I started implementing the forward and backward passes, feeling lucky to have frameworks like PyTorch and JAX that save us from implementing these parts (especially the backward pass) when using neural networks. Everything looked good with the forward and backward passes, so it was time to move on to training the neural network.

Fortunately, the training loop ran quickly and got the first results in a few minutes. Unfortunately, they looked like this:

There was something clearly wrong with the model, and since I wasn’t standing on the shoulders of PyTorch or JAX, I wasn’t sure where to begin to debug.

My first instinct was to implement the model in PyTorch and check layer by layer to see if I was getting the same result as my Numpy implementation. This wasn’t fun. I had to initialize the numpy and PyTorch networks to the same values and make the layer values reproducible. After hours of checking tensors and arrays of outputs and gradients, I convinced myself that the layer implementations had identical results.

Could it be something with the initialization? I was getting warnings about potential overflows and wondered if my implementation of the Kaiming initialization was causing large values and exploding the values and gradients of the network.
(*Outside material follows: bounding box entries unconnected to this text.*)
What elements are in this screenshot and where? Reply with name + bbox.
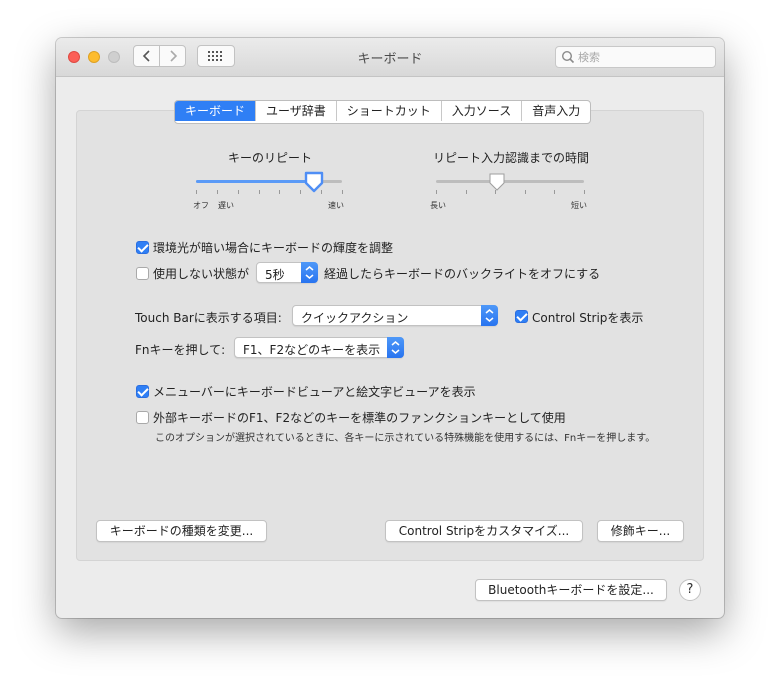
fn-key-value: F1、F2などのキーを表示 bbox=[243, 343, 381, 357]
touchbar-label: Touch Barに表示する項目: bbox=[135, 311, 282, 325]
customize-control-strip-button[interactable]: Control Stripをカスタマイズ... bbox=[385, 520, 583, 542]
key-repeat-off-label: オフ bbox=[193, 201, 209, 210]
tab-bar: キーボード ユーザ辞書 ショートカット 入力ソース 音声入力 bbox=[174, 100, 592, 124]
help-button[interactable]: ? bbox=[679, 579, 701, 601]
slider-tick bbox=[465, 190, 467, 194]
slider-tick bbox=[237, 190, 239, 194]
ambient-light-checkbox[interactable] bbox=[136, 241, 149, 254]
slider-tick bbox=[554, 190, 556, 194]
popup-arrows-icon bbox=[481, 305, 498, 326]
backlight-off-checkbox[interactable] bbox=[136, 267, 149, 280]
slider-tick bbox=[196, 190, 197, 194]
menubar-viewer-checkbox[interactable] bbox=[136, 385, 149, 398]
slider-tick bbox=[216, 190, 218, 194]
fn-key-popup[interactable]: F1、F2などのキーを表示 bbox=[234, 337, 404, 358]
popup-arrows-icon bbox=[387, 337, 404, 358]
tab-input-sources[interactable]: 入力ソース bbox=[440, 101, 521, 121]
delay-repeat-slider[interactable] bbox=[436, 180, 584, 183]
control-strip-label: Control Stripを表示 bbox=[532, 311, 644, 325]
control-strip-checkbox[interactable] bbox=[515, 310, 528, 323]
external-fn-checkbox[interactable] bbox=[136, 411, 149, 424]
tab-dictation[interactable]: 音声入力 bbox=[521, 101, 590, 121]
ambient-light-label: 環境光が暗い場合にキーボードの輝度を調整 bbox=[153, 241, 394, 255]
backlight-duration-value: 5秒 bbox=[265, 268, 285, 282]
delay-repeat-title: リピート入力認識までの時間 bbox=[433, 151, 590, 165]
modifier-keys-button[interactable]: 修飾キー... bbox=[597, 520, 684, 542]
delay-repeat-knob[interactable] bbox=[487, 172, 507, 192]
external-fn-note: このオプションが選択されているときに、各キーに示されている特殊機能を使用するには… bbox=[155, 433, 656, 444]
key-repeat-knob[interactable] bbox=[303, 171, 325, 193]
menubar-viewer-label: メニューバーにキーボードビューアと絵文字ビューアを表示 bbox=[153, 385, 476, 399]
delay-repeat-long-label: 長い bbox=[430, 201, 446, 210]
slider-tick bbox=[258, 190, 260, 194]
key-repeat-title: キーのリピート bbox=[228, 151, 313, 165]
touchbar-popup[interactable]: クイックアクション bbox=[292, 305, 498, 326]
slider-tick bbox=[584, 190, 585, 194]
slider-tick bbox=[300, 190, 302, 194]
title-bar: キーボード bbox=[56, 38, 724, 77]
preferences-window: キーボード キーボード ユーザ辞書 ショートカット 入力ソース 音声入力 キーの… bbox=[56, 38, 724, 618]
tab-keyboard[interactable]: キーボード bbox=[175, 101, 256, 121]
search-icon bbox=[561, 50, 575, 64]
external-fn-label: 外部キーボードのF1、F2などのキーを標準のファンクションキーとして使用 bbox=[153, 411, 566, 425]
slider-tick bbox=[436, 190, 437, 194]
backlight-off-label-after: 経過したらキーボードのバックライトをオフにする bbox=[324, 267, 601, 281]
tab-user-dictionary[interactable]: ユーザ辞書 bbox=[255, 101, 336, 121]
backlight-duration-popup[interactable]: 5秒 bbox=[256, 262, 318, 283]
slider-tick bbox=[524, 190, 526, 194]
search-field[interactable] bbox=[555, 46, 716, 68]
search-input[interactable] bbox=[578, 49, 710, 65]
change-keyboard-type-button[interactable]: キーボードの種類を変更... bbox=[96, 520, 267, 542]
tab-shortcuts[interactable]: ショートカット bbox=[335, 101, 441, 121]
popup-arrows-icon bbox=[301, 262, 318, 283]
backlight-off-label-before: 使用しない状態が bbox=[153, 267, 250, 281]
fn-key-label: Fnキーを押して: bbox=[135, 343, 226, 357]
setup-bluetooth-keyboard-button[interactable]: Bluetoothキーボードを設定... bbox=[475, 579, 667, 601]
key-repeat-slow-label: 遅い bbox=[218, 201, 234, 210]
key-repeat-fast-label: 速い bbox=[328, 201, 344, 210]
key-repeat-fill bbox=[196, 180, 315, 183]
slider-tick bbox=[279, 190, 281, 194]
touchbar-value: クイックアクション bbox=[301, 311, 409, 325]
slider-tick bbox=[342, 190, 343, 194]
delay-repeat-short-label: 短い bbox=[571, 201, 587, 210]
keyboard-panel bbox=[76, 110, 704, 561]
I tried multiple initialization methods and was still getting the same curve.

It was getting dark outside, so I returned to the pipeline I had replicated in PyTorch and began reading the parameters of each of the layers. I had defaulted to using the sum reduction for the cross-entropy

-np.sum(y_ohe * np.log(x + 1e-6))

which in PyTorch is equivalent to

nn.CrossEntropyLoss(reduction=sum)

I realized I was using a parameter different from PyTorch’s default. Changing to the default mean reduction resulted in the plot below. Beautiful.

I then changed my numpy implementation of the cross entropy loss and got the same nice (and expected!) curve above. The implementation now looked like this

(1 / y.shape[0]) * -np.sum(y_ohe * np.log(x + 1e-6))

A small but very consequential change! It basically was the difference between a usable and unusable model, and it is a mistake I could have also made in PyTorch by setting the wrong parameter value.

In retrospect, I should have remembered that using the sum of the loss function brings problems:

  1. Training instability if the batch size is large because the gradient—and therefore the parameter update—becomes large. This is true, especially if you haven’t tuned your learning rate.

  2. You can’t easily compare losses between runs if you change the batch size between them.

Number 1 was the cause of my problems this time, but number 2 was problematic when running multiple experiments.

So, as a reminder to my future self, use the mean loss function unless there is a good reason not to!